Technology Stack Recommendations
For OCR: Use a hybrid approach if volume is high. Open-source tools like Tesseract are free but require tuning. Commercial engines like ABBYY are fast and accurate but cost more. Cloud APIs (Textract, GCP Vision) offer scalability without upfront licensing costs.
For tagging and structure detection: PDF.js libraries (e.g., pdfjs-dist or iText) work well for content extraction. For automated tagging, combination of heuristics and machine learning (like spaCy for NLP) can detect headings, lists, and basic structure.
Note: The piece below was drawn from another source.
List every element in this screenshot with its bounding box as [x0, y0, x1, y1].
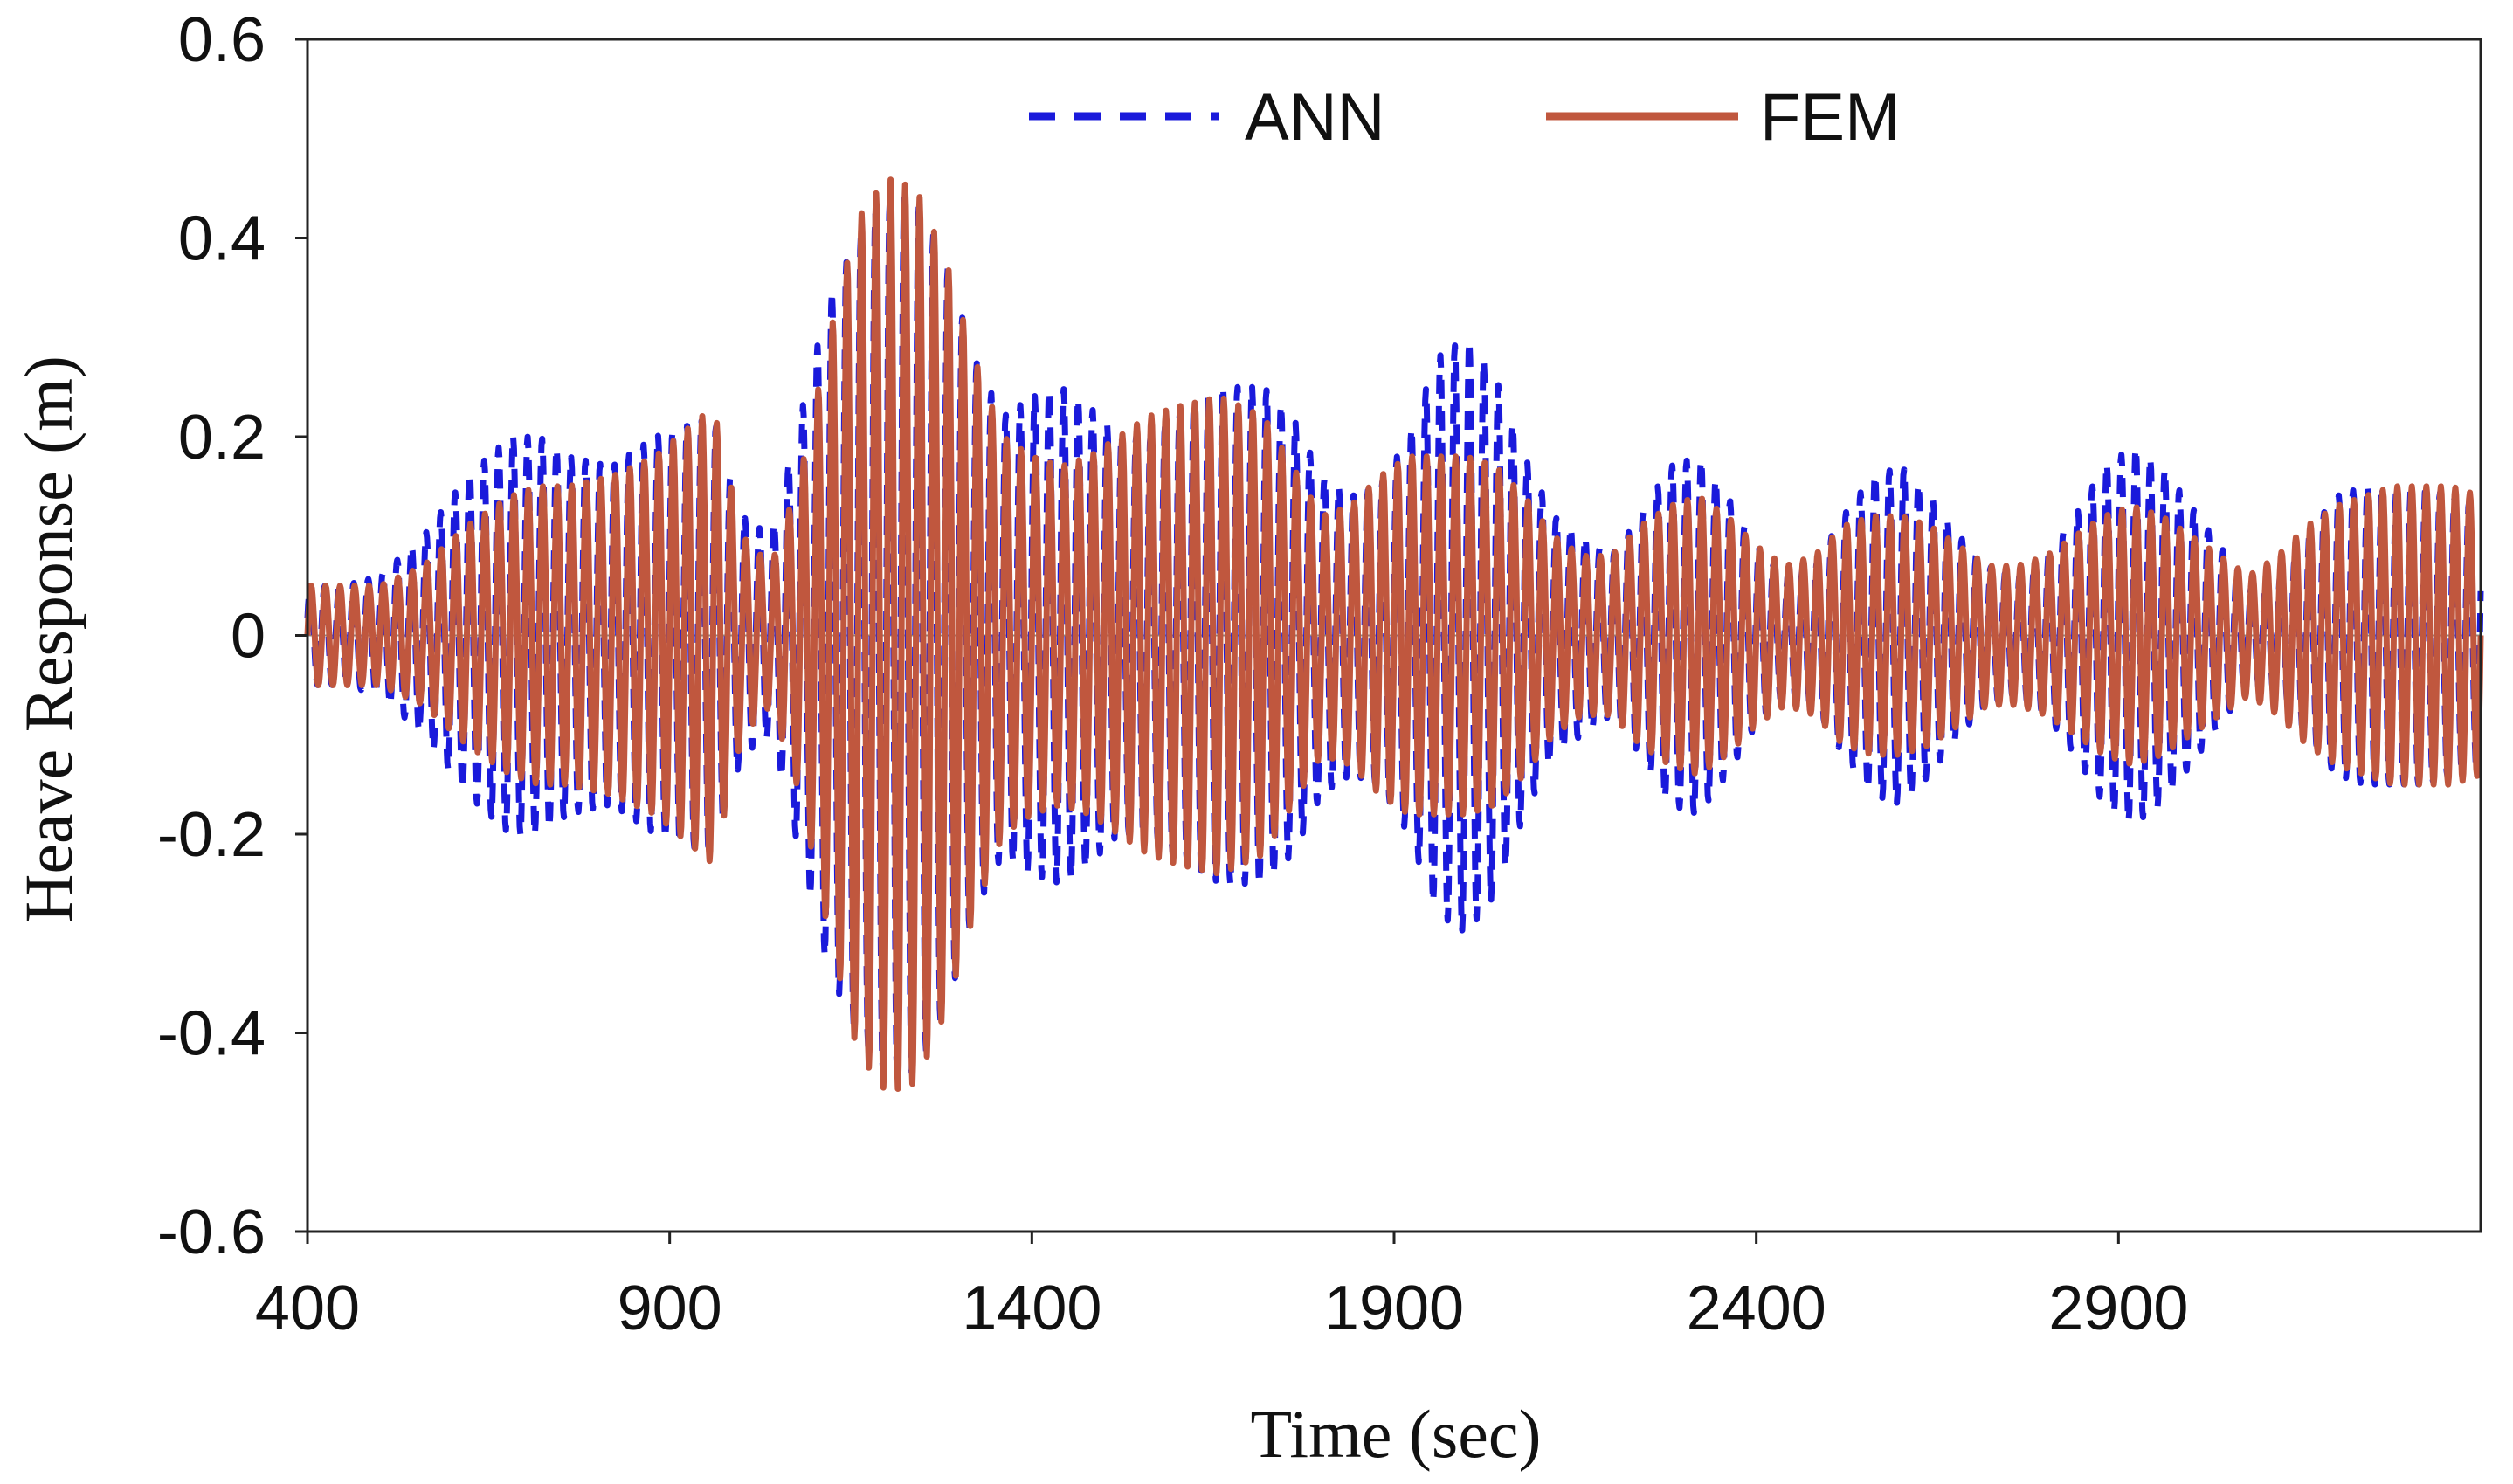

For validation: PAC 3 (for Windows) or VeraPDF (open source) can be run in batch mode. Both provide detailed violation reports that feed back into quality workflows.
For image alt text: Azure Computer Vision and AWS Rekognition both offer batch processing. Don't rely on generated descriptions alone—they require human review, but they provide a strong starting point.
Final Thought
A 40,000-document archive is not an edge case anymore. Government agencies, financial institutions, healthcare systems, and educational organizations all manage archives of this scale or larger. The question isn't whether to remediate them—legal and ethical obligations make this clear. The question is how to do it cost-effectively and at quality. A well-designed, phased approach combining automation and human expertise can achieve 94%+ compliance at a fraction of manual costs and in a fraction of the time.